Type Description Result
Object Object containing aggregation instructions per new column New dataframe with summarised data

Usage

summarise is most useful when used in combination with groupBy or binning. However, for the purpose of explanation, using summarise to summarise an entire dataframe will first be discussed in the following paragraph. In the paragraph after that, the same principles will then be applied to data grouped with groupBy or binning.

Summarising an entire dataframe

The summarise instructions Object has new column names as keys, and 'aggregation instructions' as value:

{ summarise: { <new column name>: <aggregation instructions> } }

The aggregation instructions can be either an Object or a Function. When the aggregation instructions are passed as an Object, it must be an Object with one key/value pair. The key, then, is a column in the data on which the transformation is applied, and the value either a String with the name of an aggregation function, or an actual Function.

{ summarise: { <new column name>: { <old column name>: ... } } }

For example, to calculate the sum of all data in a single column, we can use the 'sum' aggregation Function:

<vgg-data
  :data="{ a: [1, 2, 3, 4] }"
  :transform="{ summarise: { sumA: { a: 'sum' } } }"
>

  <!-- Data scope: { sumA: [10] } -->

</vgg-data>

The following aggregation Functions can be accessed through the String syntax:

Aggregation Description
count Number of occurances/rows
sum Sum of all values in column
mean Mean of all values in column
median Median of all values in column
mode Most occuring value in column
min Lowest value in column
max Highest value in column

Alternatively, you can use your own custom Function. This Function will be called with the entire column as its first argument:

<vgg-data
  :data="{ a: [1, 2, 3, 4] }"
  :transform="{ summarise: {
    meanA: { a: col => {
      let sum = 0
      col.forEach(value => { sum += value })
      return sum / col.length
    } }
  } }"
>

  <!-- Data scope: { meanA: [2.5] } -->

</vgg-data>

Finally, we can provide the aggregation instructions as Function instead of as an Object:

{ summarise: { <column name>: <aggregation Function> } }

In this example, we will do the same as in the example above, but clearly there are more advanced summary techniques possible with this method:

<vgg-data
  :data="{ a: [1, 2, 3, 4], b: [5, 6, 7, 8] }"
  :transform="{ summarise: {
    meanA: df => {
      let sum = 0
      let col = df.a
      col.forEach(value => { sum += value })
      return sum / col.length
    }
  } }"
>

  <!-- Data scope: { meanA: [2.5] } -->

</vgg-data>

Summarising groups

As mentioned above, summarise is especially powerful in combination with grouped data. For more information on how to create grouped data, check out the group by and binning documentation.
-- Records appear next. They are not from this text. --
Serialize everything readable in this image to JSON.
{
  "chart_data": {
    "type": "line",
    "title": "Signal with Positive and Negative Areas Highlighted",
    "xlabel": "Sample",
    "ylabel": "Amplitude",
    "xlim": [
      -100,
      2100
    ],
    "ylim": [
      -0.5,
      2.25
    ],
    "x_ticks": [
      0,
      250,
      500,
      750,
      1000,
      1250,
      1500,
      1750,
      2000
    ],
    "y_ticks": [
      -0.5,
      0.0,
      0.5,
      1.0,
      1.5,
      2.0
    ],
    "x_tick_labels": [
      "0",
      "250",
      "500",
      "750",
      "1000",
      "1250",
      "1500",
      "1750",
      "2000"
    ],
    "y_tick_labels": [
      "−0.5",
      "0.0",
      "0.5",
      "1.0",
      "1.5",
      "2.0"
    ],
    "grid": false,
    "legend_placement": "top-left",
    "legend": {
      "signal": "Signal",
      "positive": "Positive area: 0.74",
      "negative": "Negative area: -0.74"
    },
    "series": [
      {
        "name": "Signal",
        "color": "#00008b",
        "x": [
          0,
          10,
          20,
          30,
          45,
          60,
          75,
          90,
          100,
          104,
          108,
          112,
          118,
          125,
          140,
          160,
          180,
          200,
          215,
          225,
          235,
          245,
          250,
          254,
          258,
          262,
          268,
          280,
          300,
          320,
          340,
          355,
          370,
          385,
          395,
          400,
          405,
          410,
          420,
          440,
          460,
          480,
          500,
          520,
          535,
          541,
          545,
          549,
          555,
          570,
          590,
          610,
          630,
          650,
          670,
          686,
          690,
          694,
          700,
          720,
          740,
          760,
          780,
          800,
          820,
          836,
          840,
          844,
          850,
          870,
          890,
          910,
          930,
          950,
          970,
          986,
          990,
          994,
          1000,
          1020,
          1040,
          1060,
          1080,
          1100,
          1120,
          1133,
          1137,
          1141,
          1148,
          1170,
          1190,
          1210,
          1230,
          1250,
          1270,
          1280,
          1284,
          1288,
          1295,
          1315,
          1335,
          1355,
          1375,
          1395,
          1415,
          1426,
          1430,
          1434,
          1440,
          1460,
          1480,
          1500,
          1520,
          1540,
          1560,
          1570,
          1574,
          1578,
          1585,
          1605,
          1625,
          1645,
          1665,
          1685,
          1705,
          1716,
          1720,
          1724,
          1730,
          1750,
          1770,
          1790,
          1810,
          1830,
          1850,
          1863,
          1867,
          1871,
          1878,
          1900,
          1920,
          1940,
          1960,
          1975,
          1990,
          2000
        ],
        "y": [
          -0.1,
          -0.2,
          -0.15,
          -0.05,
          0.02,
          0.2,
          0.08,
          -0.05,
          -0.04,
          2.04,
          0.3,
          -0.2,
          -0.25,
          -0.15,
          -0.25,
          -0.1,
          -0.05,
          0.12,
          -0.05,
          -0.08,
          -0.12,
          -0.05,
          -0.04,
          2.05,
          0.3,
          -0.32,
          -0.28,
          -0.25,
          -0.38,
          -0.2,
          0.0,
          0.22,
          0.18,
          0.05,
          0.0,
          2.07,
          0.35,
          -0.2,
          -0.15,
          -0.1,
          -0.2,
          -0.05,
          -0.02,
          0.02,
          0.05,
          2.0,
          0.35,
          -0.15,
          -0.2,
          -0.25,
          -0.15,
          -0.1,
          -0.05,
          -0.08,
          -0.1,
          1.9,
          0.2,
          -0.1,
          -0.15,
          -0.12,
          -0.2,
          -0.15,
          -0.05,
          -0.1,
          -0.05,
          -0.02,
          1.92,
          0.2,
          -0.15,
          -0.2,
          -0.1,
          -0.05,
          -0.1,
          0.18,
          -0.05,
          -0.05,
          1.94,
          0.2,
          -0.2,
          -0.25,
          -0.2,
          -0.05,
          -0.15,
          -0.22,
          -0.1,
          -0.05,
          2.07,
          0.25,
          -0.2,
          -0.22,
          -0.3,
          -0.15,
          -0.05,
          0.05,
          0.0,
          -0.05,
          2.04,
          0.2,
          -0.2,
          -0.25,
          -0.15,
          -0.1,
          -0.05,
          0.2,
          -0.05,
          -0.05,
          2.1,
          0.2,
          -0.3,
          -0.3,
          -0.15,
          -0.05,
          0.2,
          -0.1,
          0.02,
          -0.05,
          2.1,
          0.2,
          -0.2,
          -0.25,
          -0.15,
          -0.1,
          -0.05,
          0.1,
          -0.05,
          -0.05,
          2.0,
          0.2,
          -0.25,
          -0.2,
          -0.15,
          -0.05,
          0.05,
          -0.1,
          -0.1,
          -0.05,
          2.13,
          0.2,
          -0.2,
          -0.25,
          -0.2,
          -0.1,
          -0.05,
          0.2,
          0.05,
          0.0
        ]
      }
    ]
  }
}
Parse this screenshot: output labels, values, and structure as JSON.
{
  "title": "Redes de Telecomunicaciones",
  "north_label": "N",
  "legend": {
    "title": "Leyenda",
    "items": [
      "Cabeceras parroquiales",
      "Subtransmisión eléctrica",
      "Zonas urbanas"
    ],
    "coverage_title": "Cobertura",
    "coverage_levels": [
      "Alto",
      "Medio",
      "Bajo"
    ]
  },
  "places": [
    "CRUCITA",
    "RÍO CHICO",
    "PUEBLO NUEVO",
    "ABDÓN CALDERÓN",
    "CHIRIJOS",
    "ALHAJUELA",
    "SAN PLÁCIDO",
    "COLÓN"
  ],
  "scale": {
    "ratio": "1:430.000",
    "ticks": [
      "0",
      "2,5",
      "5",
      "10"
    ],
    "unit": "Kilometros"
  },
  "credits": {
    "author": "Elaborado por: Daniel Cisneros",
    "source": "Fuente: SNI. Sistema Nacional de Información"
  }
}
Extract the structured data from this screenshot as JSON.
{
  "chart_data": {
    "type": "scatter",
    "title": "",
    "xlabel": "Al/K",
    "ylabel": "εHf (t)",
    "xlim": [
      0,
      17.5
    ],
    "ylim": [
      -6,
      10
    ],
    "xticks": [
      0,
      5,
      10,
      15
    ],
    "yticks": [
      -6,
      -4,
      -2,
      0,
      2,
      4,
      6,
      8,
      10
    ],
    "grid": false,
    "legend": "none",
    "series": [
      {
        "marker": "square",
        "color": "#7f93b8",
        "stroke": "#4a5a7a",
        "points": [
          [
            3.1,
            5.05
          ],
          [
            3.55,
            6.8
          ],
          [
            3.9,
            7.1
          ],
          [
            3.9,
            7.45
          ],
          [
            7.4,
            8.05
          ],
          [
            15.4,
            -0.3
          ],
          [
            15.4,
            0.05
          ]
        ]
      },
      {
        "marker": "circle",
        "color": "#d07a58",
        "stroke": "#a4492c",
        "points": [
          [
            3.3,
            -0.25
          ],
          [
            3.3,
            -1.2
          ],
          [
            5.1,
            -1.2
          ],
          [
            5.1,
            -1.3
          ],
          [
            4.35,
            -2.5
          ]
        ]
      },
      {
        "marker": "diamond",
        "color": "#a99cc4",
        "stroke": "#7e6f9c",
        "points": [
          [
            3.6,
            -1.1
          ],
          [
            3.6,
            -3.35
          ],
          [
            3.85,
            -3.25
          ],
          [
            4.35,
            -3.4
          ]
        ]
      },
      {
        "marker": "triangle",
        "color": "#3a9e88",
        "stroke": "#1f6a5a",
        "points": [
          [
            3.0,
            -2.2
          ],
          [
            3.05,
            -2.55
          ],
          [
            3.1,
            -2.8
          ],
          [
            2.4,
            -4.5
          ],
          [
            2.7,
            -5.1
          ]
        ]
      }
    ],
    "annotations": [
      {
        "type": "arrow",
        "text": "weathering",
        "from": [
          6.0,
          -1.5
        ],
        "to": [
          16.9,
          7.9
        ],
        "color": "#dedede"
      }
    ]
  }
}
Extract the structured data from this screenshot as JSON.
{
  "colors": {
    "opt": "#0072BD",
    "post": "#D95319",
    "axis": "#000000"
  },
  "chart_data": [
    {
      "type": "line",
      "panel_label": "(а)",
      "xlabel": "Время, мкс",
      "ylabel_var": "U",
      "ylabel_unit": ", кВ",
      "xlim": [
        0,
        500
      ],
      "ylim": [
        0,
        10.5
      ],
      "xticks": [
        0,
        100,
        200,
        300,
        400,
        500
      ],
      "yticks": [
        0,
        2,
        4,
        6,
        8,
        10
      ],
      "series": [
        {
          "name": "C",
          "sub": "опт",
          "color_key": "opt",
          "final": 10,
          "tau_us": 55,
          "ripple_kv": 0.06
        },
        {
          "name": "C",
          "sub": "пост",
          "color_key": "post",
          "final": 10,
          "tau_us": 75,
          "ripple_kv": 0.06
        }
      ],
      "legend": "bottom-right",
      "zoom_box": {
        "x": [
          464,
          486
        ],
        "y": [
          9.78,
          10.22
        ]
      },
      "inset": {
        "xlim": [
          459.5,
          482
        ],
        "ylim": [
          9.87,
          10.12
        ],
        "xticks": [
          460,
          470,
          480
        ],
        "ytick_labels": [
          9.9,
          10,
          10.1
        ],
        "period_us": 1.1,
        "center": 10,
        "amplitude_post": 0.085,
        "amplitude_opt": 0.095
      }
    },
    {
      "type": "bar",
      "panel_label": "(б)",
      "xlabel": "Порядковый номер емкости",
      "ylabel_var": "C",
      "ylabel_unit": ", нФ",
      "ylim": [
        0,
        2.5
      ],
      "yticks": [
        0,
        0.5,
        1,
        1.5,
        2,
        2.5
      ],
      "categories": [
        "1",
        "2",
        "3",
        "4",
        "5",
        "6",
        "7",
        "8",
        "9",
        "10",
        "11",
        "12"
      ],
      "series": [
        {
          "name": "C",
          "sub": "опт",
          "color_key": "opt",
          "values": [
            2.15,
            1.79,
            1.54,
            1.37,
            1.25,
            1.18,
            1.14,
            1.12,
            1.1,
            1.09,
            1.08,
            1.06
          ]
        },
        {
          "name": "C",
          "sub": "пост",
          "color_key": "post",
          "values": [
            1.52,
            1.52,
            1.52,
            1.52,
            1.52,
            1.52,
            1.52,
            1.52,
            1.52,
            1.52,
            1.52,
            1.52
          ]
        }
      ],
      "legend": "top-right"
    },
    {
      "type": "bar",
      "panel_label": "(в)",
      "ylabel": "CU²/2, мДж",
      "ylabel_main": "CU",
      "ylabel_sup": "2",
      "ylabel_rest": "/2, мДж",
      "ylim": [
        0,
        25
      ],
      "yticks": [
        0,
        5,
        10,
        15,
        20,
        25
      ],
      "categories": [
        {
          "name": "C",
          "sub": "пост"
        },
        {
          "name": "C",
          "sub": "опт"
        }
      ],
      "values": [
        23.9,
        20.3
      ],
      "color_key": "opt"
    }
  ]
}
The syntax used in summarise is exactly the same when working with grouped data. The difference, however, is that instead of returning a dataframe with only one row, a dataframe with one row per group will be returned. For example, to calculate the average price per fruit:

<vgg-data
  :data="{ value: [1, 2, 3, 4], fruit: ['apple', 'banana', 'apple', 'banana'] }"
  :transform="[
    { groupBy: 'fruit' },
    { summarise: { meanFruit: { value: 'mean' } } }
  ]"
>

  <!-- Data scope: { fruit: ['apple', 'banana'], meanFruit: [2, 3] } -->

</vgg-data>

Or, to calculate the number of items in each bin when using binning:

<vgg-data
  :data="{ a: [1, 2, 3, 4, 5, 6, 7], b: [8, 9, 10, 11, 12, 13, 14] }"
  :transform="[
    { binning: { groupBy: 'a', method: 'EqualInterval', numClasses: 3 } },
    { summarise: { binCount: { b: 'count' } } }
  ]"
>

  <!-- Data scope: {
    bins: [[1, 3], [4, 5], [6, 7]],
    binCount: [3, 2, 2]
  } -->

</vgg-data>